SigPloit framework published: telecom vulnerability testing of SS7, GTP, Diameter, and SIP made easy

Code for the open-source SigPloit framework has been published on GitHub by security researcher Loay Abdelrazek. SigPloit is a convenient framework for testing for vulnerabilities in telecommunication protocols. We cannot say state that this project will have a big effect on the security situation, but this is definitely one of the alarm bells that should be noted by telecom industry.

What SigPloit does

As described on GitHub, SigPloit is a framework intended for telecom security specialists. Researchers can use SigPloit for penetration testing of telecom networks in order to find known vulnerabilities in signaling protocols.

The stated purpose of the framework is security testing of all existing protocols that are used in telecom operators' infrastructure, including SS7, GTP (3G), Diameter (4G), and even SIP for IMS and VoLTE, which is used at the access level and for encapsulating SS7 messages in SIP-T. According to the documentation, SigPloit uses testing results to provide network-specific recommendations on how to improve security.

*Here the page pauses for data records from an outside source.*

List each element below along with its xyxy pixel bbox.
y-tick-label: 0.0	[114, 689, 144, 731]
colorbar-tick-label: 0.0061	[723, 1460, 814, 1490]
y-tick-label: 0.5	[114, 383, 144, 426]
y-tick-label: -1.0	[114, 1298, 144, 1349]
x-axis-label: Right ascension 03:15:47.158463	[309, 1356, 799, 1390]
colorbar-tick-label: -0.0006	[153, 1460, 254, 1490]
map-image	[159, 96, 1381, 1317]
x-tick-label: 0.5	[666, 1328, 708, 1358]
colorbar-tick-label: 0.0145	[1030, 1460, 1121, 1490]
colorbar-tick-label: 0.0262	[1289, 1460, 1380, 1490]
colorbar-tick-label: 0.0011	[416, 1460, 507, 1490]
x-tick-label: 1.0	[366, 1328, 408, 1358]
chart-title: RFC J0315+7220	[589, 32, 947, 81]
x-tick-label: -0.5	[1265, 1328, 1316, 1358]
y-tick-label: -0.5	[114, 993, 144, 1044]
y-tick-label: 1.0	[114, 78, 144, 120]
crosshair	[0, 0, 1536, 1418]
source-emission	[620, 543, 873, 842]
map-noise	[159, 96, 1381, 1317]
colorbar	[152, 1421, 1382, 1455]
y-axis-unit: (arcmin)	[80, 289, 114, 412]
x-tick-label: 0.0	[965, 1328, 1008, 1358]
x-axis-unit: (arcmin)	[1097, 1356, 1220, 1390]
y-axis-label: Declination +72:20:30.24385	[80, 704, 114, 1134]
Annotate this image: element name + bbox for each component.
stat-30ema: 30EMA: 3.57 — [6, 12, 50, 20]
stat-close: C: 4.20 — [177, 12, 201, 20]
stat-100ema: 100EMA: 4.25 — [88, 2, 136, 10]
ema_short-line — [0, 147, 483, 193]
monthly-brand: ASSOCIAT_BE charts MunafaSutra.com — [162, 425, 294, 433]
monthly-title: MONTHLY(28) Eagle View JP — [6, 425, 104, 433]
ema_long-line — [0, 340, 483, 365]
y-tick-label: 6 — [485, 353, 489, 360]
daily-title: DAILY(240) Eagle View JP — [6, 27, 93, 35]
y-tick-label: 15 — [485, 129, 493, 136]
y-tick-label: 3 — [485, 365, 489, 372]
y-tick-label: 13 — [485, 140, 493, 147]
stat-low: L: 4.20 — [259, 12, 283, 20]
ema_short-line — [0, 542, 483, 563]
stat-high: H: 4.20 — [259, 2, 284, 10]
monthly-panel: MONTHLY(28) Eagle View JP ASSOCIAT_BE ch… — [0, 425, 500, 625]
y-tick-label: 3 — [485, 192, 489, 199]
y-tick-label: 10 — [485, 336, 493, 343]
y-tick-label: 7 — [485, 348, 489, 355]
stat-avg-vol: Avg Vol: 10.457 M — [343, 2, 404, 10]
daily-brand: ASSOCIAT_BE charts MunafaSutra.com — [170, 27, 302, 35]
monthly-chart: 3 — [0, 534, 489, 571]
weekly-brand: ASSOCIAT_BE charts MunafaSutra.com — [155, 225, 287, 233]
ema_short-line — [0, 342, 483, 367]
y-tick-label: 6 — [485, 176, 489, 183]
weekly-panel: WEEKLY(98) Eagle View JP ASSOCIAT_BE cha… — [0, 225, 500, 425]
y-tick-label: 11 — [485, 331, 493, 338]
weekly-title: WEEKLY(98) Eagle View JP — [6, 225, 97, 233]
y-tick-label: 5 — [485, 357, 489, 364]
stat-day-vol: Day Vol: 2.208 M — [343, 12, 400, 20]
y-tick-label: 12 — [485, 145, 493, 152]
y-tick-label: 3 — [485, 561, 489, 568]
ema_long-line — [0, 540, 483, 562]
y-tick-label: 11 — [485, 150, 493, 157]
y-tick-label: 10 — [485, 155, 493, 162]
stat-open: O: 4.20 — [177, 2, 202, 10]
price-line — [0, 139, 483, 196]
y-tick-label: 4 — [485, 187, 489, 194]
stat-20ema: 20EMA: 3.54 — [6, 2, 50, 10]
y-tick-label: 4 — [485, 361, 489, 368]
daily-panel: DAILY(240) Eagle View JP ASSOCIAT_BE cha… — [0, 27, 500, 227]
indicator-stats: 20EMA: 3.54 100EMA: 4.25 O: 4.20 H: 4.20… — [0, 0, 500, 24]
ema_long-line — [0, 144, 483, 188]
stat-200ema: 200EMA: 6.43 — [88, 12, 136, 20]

Consequences for telecom security

Telecom protocols often rely on "security through obscurity." In practice, security measures are often inadequate, but such issues are contained due to the small number of securityresearchers conversant in these niche protocols and infrastructures. Tools like SigPloit possibly bring some changes to this and can be easily modified to implement the full range of SS7 attacks.

Such publicly available pentesting tools dramatically reduce the barrier to entry for those interested in telecom security—both white hats and black hats. Attacks on operator infrastructure will become the province not only of experienced industry specialists, but even novices with basic knowledge of Linux, programming and networks.

If telecom operators fail to prioritize security, telecom users and their privacy will lose out.

Positive Technologies researchers have repeatedly raised the alarm about vulnerabilities in the SS7 signaling protocol. These attacks have long passed from the "proof of concept" stage to real threats that are being used against users in the wild. SS7 vulnerabilities have already been used to steal from user bank accounts as well as hack Telegram accounts.